Impact Factors and Other Metrics for Faculty Evaluations

A few months back, as a department we had to submit to the school a list of the "A" journals in our field. The ultimate reason for this request was to have a list of prime venues for each field, and thus facilitate the task of the promotion & tenure committees that include researchers with little (or no) knowledge of the candidates field.

Generating such a list can be a difficult task, especially if we try to keep the size of the list small, and directly connected with the problem of ranking journals. There are many metrics that can be used to for such a ranking, and the used metric is the "impact factor", proposed by Eugene Garfield. The impact factor ranks the "impact" of the research published in each journal by counting the average number of citations to the 2- and 3-year old articles published in the journal, over the last year. The basic idea is that journals with a large number of recent incoming citations (from last year) that also point to relatively recent articles (2- and 3-year old papers), show the importance of the topics published in the given journal. The choice of the time window makes comparisons across fields difficult, but generally within a single field the impact factor is a good metric for ranking journals.

Garfield, most probably expecting the outcome, explicitly warned that the impact factor should not be used to judge the quality of the research of an individual scientist. The simplest reason is the fact that the incoming citations to the papers that are published in the same journal follow a power-law: a few papers receive a large number of citations, while many others get only a few. Copying from a related editorial in Nature: "we have analysed the citations of individual papers in Nature and found that 89% of last year’s figure was generated by just 25% of our papers. [...snip...] Only 50 out of the roughly 1,800 citable items published in those two years received more than 100 citations in 2004. The great majority of our papers received fewer than 20 citations." So, the impact factor is a pretty bad metric for really examining the quality of an individual article, even though the article might have been published in an "A" journal.

The impact factor (and other journal-ranking metrics) was devised be used as a guideline for librarians to allocate the subscription resources, and as a rough metric for providing guidance to scientists that are trying to decide which journals to follow. Unfortunately, such metrics have been mistakenly used as convenient measures for summarily evaluating the quality of someone's research. ("if published in a journal with high impact factor, it is a good paper; if not, it is a bad paper"). While impact factor can (?) be a prior, it almost corresponds to a Naive Bayes classifier that does not examine any feature of the classified object before making the classification decision.

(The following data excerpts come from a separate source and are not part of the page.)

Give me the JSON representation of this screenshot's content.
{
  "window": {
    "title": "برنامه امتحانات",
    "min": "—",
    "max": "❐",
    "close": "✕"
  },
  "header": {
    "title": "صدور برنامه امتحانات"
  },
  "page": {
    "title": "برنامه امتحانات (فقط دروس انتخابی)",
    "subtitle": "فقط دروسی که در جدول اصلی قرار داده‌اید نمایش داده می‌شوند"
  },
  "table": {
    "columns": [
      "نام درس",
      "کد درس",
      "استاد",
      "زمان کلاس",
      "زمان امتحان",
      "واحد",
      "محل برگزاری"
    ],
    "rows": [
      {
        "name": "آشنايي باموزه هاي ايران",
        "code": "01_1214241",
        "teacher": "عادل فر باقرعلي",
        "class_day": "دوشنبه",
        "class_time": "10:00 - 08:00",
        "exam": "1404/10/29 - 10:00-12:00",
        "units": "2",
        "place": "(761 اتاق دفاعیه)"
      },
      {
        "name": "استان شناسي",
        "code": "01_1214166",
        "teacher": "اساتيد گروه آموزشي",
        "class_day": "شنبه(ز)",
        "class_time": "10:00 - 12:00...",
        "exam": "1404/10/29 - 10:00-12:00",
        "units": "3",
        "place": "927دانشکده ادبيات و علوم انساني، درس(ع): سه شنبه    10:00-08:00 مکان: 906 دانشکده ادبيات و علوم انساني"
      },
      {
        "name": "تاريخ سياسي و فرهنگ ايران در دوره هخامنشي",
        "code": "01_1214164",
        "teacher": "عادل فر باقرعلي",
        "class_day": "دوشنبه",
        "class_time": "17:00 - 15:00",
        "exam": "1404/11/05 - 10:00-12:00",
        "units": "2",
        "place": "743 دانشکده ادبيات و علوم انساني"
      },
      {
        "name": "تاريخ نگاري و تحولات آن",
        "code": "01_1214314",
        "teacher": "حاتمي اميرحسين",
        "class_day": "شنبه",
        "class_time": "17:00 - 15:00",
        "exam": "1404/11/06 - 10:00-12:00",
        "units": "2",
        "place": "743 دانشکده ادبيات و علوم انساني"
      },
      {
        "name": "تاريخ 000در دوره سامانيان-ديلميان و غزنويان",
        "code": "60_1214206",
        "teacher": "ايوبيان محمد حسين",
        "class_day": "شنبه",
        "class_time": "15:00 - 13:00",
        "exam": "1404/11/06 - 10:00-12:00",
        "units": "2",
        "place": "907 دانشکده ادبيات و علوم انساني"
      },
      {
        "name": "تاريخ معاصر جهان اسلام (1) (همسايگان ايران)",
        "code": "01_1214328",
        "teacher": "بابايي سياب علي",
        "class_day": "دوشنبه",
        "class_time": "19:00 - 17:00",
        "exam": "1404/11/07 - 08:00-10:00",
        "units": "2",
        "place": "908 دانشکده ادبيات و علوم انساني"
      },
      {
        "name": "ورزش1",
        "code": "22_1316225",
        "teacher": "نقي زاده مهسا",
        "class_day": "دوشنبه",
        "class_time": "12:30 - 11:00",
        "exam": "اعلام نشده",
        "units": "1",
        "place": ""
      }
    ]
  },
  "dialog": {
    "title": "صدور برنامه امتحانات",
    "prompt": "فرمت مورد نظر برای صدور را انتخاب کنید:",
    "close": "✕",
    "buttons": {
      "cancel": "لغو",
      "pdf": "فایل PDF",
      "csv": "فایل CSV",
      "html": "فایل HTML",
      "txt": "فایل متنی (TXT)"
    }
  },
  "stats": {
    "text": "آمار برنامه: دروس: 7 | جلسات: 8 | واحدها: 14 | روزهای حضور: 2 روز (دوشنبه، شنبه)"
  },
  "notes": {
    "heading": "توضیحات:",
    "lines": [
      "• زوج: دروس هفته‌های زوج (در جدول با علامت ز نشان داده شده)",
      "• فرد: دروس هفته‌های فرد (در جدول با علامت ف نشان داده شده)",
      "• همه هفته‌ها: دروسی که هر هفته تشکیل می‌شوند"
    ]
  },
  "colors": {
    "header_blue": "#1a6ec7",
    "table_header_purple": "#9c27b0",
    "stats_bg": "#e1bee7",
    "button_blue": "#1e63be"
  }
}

For the task of evaluating the work of an individual scientist, other metrics appear to be better. For example, the much-discussed h-index and its variants seem to get traction. (I will generate a separate post for this subject.) Are such metrics useful? Perhaps. However, no metric, no matter how carefully crafted can substitute careful evaluation of someone's research. These metrics are only useful as auxiliary statistics, and I do hope that they are being used like that.